Mr. Merriam was as well-known for the projects he didn't build as for the many successful ones he did. His most ambitious project - and his most glorious failure - was the domed stadium, trade center and hotel complex at Penn's Landing. He envisioned the project in the mid-1960s when the city was struggling to build a new stadium to replace the aging Connie Mack Stadium.
Ultimately, his $250 million dream went up in smoke when voters approved a bond issue to build Veterans Stadium after a battle that raged for six months.
But because Mr. Merriam was always seeking new adventures, that wasn't the only one of his promising projects that never got done.
Another was the plan to turn part of the Curtis Building at Sixth and Walnuts Streets, which he then owned, into a museum of American painting and sculpture with works borrowed from other museums.
Proposed with much fanfare, the plan was quietly rejected by the Museum of Art and the Pennsylvania Academy of the Fine Arts, then died.
Those failures were more than balanced by a string of successful developments that made Mr. Merriam a very wealthy man.
He made millions, for example, as one of three major figures who took an enormous risk to develop the Oxford Valley Mall in Bucks County.
Howard Shaeffer, of Kravco, who developed the mall, said Mr.
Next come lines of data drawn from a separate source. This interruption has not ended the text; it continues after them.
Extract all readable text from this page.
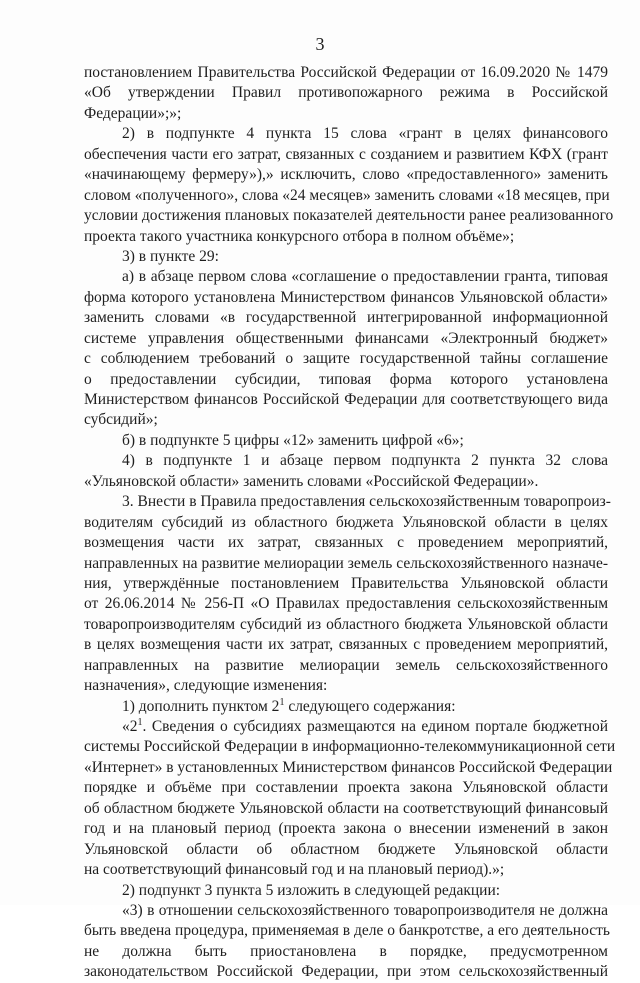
3
постановлением Правительства Российской Федерации от 16.09.2020 № 1479
«Об утверждении Правил противопожарного режима в Российской
Федерации»;»;
2) в подпункте 4 пункта 15 слова «грант в целях финансового
обеспечения части его затрат, связанных с созданием и развитием КФХ (грант
«начинающему фермеру»),» исключить, слово «предоставленного» заменить
словом «полученного», слова «24 месяцев» заменить словами «18 месяцев, при
условии достижения плановых показателей деятельности ранее реализованного
проекта такого участника конкурсного отбора в полном объёме»;
3) в пункте 29:
а) в абзаце первом слова «соглашение о предоставлении гранта, типовая
форма которого установлена Министерством финансов Ульяновской области»
заменить словами «в государственной интегрированной информационной
системе управления общественными финансами «Электронный бюджет»
с соблюдением требований о защите государственной тайны соглашение
о предоставлении субсидии, типовая форма которого установлена
Министерством финансов Российской Федерации для соответствующего вида
субсидий»;
б) в подпункте 5 цифры «12» заменить цифрой «6»;
4) в подпункте 1 и абзаце первом подпункта 2 пункта 32 слова
«Ульяновской области» заменить словами «Российской Федерации».
3. Внести в Правила предоставления сельскохозяйственным товаропроиз-
водителям субсидий из областного бюджета Ульяновской области в целях
возмещения части их затрат, связанных с проведением мероприятий,
направленных на развитие мелиорации земель сельскохозяйственного назначе-
ния, утверждённые постановлением Правительства Ульяновской области
от 26.06.2014 № 256-П «О Правилах предоставления сельскохозяйственным
товаропроизводителям субсидий из областного бюджета Ульяновской области
в целях возмещения части их затрат, связанных с проведением мероприятий,
направленных на развитие мелиорации земель сельскохозяйственного
назначения», следующие изменения:
1) дополнить пунктом $2^1$ следующего содержания:
«$2^1$. Сведения о субсидиях размещаются на едином портале бюджетной
системы Российской Федерации в информационно-телекоммуникационной сети
«Интернет» в установленных Министерством финансов Российской Федерации
порядке и объёме при составлении проекта закона Ульяновской области
об областном бюджете Ульяновской области на соответствующий финансовый
год и на плановый период (проекта закона о внесении изменений в закон
Ульяновской области об областном бюджете Ульяновской области
на соответствующий финансовый год и на плановый период).»;
2) подпункт 3 пункта 5 изложить в следующей редакции:
«3) в отношении сельскохозяйственного товаропроизводителя не должна
быть введена процедура, применяемая в деле о банкротстве, а его деятельность
не должна быть приостановлена в порядке, предусмотренном
законодательством Российской Федерации, при этом сельскохозяйственный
Merriam was ''the toughest businessman I've ever dealt with. He's the last of the old- time risk-takers."
Mayor Rendell, who met Mr. Merriam during his 1986 campaign for governor, praised him yesterday for his philanthropy and decency. "His good heart knew no bounds," said Rendell, who said Mr. Merriam had sent him "a $10,000 check out of the blue after hearing me speak" and later backed him with tens of thousands more.
"In the eight years since, he's never asked me for one favor. Not even a parking spot. It's extraordinary," Rendell said.
Mr. Merriam's toughness was hidden under a velvet surface. Those who watched him in action described him as relaxed and low-key, with a calm voice and slow, articulate manner more suggestive of an English teacher than a businessman. He was a small, dapper man, with a liking for cigars and a reputation for never turning away from a good scrap.
Montgomery County officials knew how tough Mr. Merriam could be.
For example, he argued in 1982 that tax assessments on his Cedarbrook Hill apartments were too high. He paid under protest, but the money went into escrow rather than into municipal budgets while the case wound its way through the courts.
In January 1993, the state Supreme Court settled the matter in Mr. Merriam's favor. It was a big loss for the township, and a million-dollar victory for Mr. Merriam.
When he lost out on a $52 million contract to provide federal offices in his Curtis Building to a bidder with strong political ties to Sen. Hugh Scott and the Nixon administration, he fought the agreement in court and received a settlement - reported to be $1.5 million - to drop the suit.
Mr. Merriam was born in Chicago. He studied at the University of Pennsylvania's Wharton School, receiving a bachelor's degree in 1931 and a master's degree the following year.
While there, he captained the water polo team and made all-American for three years. He also was a member of the golf and swimming teams.
His real-estate career began in Philadelphia in the 1930s with Joseph F. and Reynold H. Greenberg, for whom he bought, sold and developed office, retail and commercial properties.
In 1934, he helped set up the Federal Housing Association, which provided financing for large and small housing projects. He also worked with A&P, developing models for suburban supermarkets.
His first success as a developer was in the 1930s with Jericho Manor, a 137-unit garden apartment project in Jenkintown. In 1953, he developed the 220-unit Thomas Wynne apartments in Wynnewood.
He is best-known as the developer of the Cedarbrook Hill apartments, a 985- unit high-rise complex in Wyncote, and of the Cedarbrook Mall, the first enclosed shopping center in eastern Pennsylvania.
For 40 years, he owned and managed the Buffalo Weaving & Belting Co.
During World War II, he helped train Navy frogmen in underwater maneuvers, and, during the Korean conflict, he designed and manufactured the coffins in which bodies of dead U.S. soldiers were returned home.
Mr. Merriam lived at Maybrook House, a 35-room castle in a 55-acre woods off Penn Road in Wynnewood.
He was a member of the board of the Pennsylvania Academy of the Fine Arts and a member of the Franklin Institute, the Wynnewood Civic Association, the National Republican Club, the Art Alliance and the Art Museum.
He is survived by his second wife, Elizabeth C. Lockyer Merriam.
A memorial service will be held at 10:30 a.m. Tuesday at St. Paul's Episcopal Church, York and Ashbourne Roads, Elkins Park.